The façade stands like a bubble around the building. It is the most complex steel structure ever built in the Southern Hemisphere, being made up of 15,000 triangular glass facets, and it is almost completely free-standing. The steel structure consists of 144,000 unique parts, all serial coded and embossed. Each triangle is made up of an aluminium frame, sealing gaskets, and a panel of which the majority are glass. The triangular assemblies are then mounted to a steel sub-frame. There are over 700 permutations and each individual part had to be drawn separately.

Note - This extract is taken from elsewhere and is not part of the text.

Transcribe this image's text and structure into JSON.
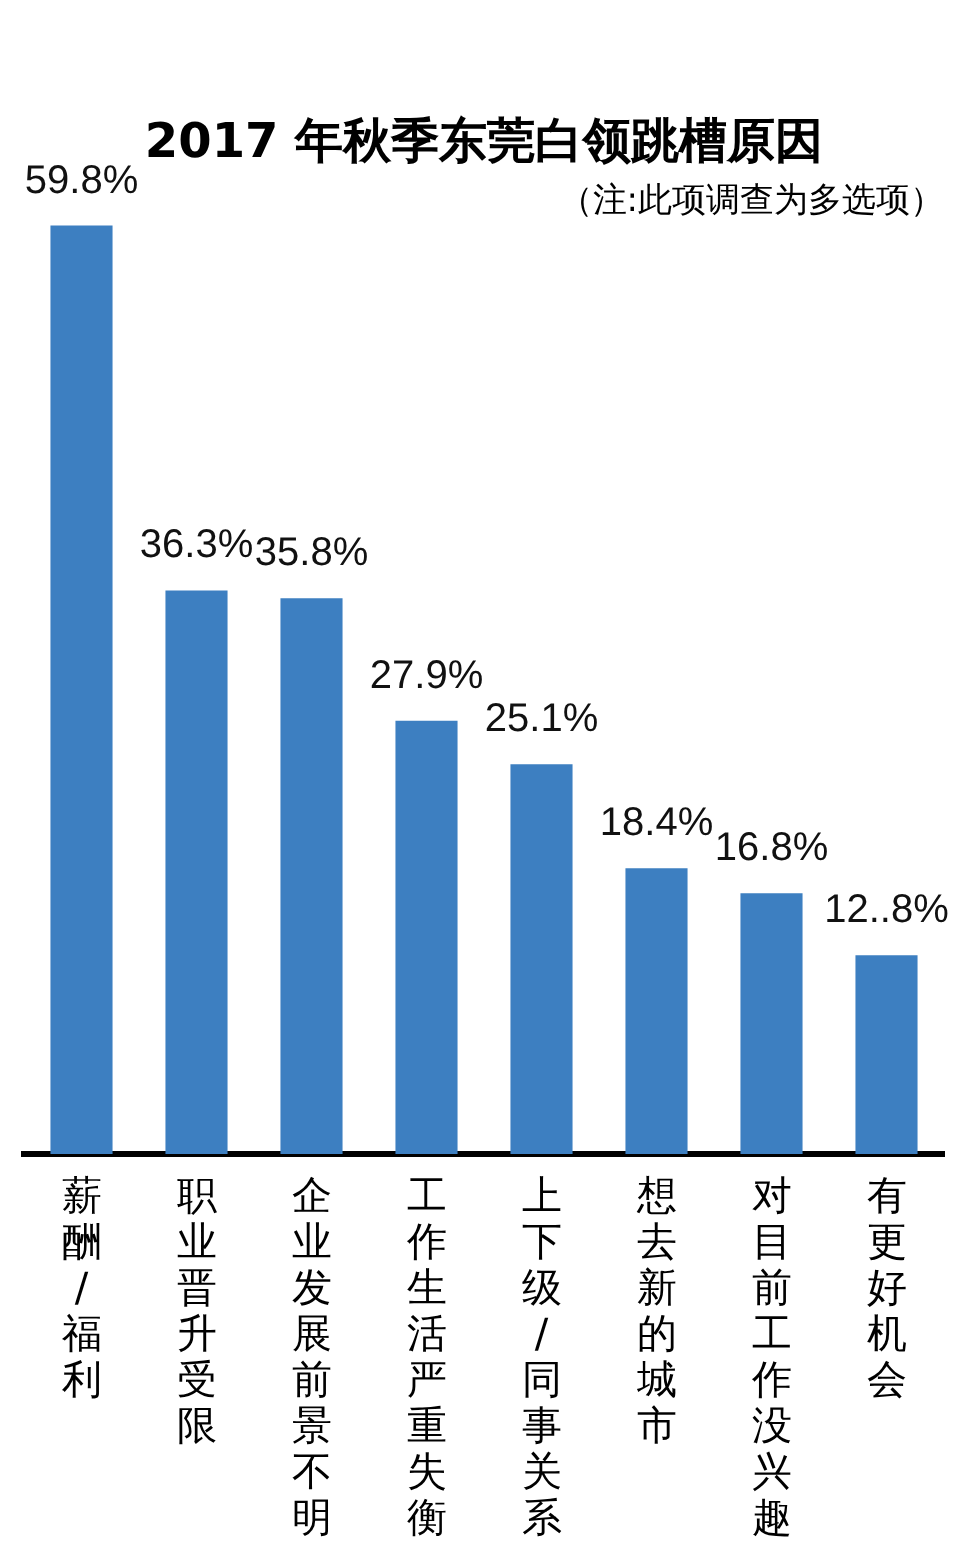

The whole supply and build contract for the façade alone was around AUD $35 million. iLogic, one of Autodesk Inventor's design automation utilities, gave designers the ability to automate much of the process by placing generic components and configuring them using a standard toolbox, ensuring adherence to design standards and modelling consistency throughout the entire project. Despite intensive mathematical rationalisation, almost every piece of steel, aluminium and glass was unique. The majority of the building structure was complete before any part of the façade had been designed or detailed.

THE CHALLENGE
The architects had developed a 3D zero thickness surface model of the inside of the desired façade. The highest priority and the biggest challenge was ordering $10m of glass due to manufacturing lead times, before anything else was designed. Creating cutting details for the glass was the first challenge, followed by the details of the window frames and then the supporting steel.

The design of the supporting steel between the glass and the existing building was particularly challenging as there was no possibility to change either the glass (as it was pre-ordered) or the supporting structure as it was already there.

Curving triangular structures are typically built using round hollow steel sections, but this façade design called for rectangular sections thereby dramatically increasing the complexity of the steel fabrication. Unlike a jigsaw where the challenge is to guess where every part goes, labelling over 250,000 components was vital to ensuring no guessing was necessary on the construction site.

THE SOLUTION
"All of the software vendors we spoke to shrank from this challenge," says Jason Dent, Founder of 4th Dimensional Façade Solutions. "Autodesk Inventor had proven itself on several previous projects, but no one had tried anything this big, so we imported the surface model and the project just evolved from there." This evolution included a design team with nearly 30 individuals involved through 10 cities and 3 continents.

"Being able to 'speak 3D' was the only language that worked," says Peter Crawley, 3D Consultant from Autodesk reseller CADPRO Systems Ltd. "If we hadn't used Inventor it would have meant in excess of 200,000 2D drawings each taking an average of 20 minutes for each drawing."

"In detailing the glass, we realised that you can't just thicken the surface model because you get big gaps as the triangles move round the outside of a curve," says Crawley. An intelligent iLogic part was developed that looked at each triangle and its angle to each of its neighbours, which then sized the glass accordingly. This "true shape" of all 15,000 triangles was then used to 'profile cut' the glass. 2D drawings were produced using a special tool for Inventor for checking purposes, saving thousands of hours of repetitive 2D detailing work," says Dent, who added "It's just a shame we couldn't check them as quickly!" After managing to get the glass ordered, the window frames needed building.

The size of every triangle was automatically extracted to a spreadsheet, which fed a new Inventor iLogic window frame assembly. "We didn't model every frame," says Crawley. "We just created a few hundred for clash detection with the steel." Autodesk Inventor was particularly useful when it came to analysing how the various glazing components came together at a junction or a node point. The junction between the glazing triangles is essentially a six sided node like a hexagon.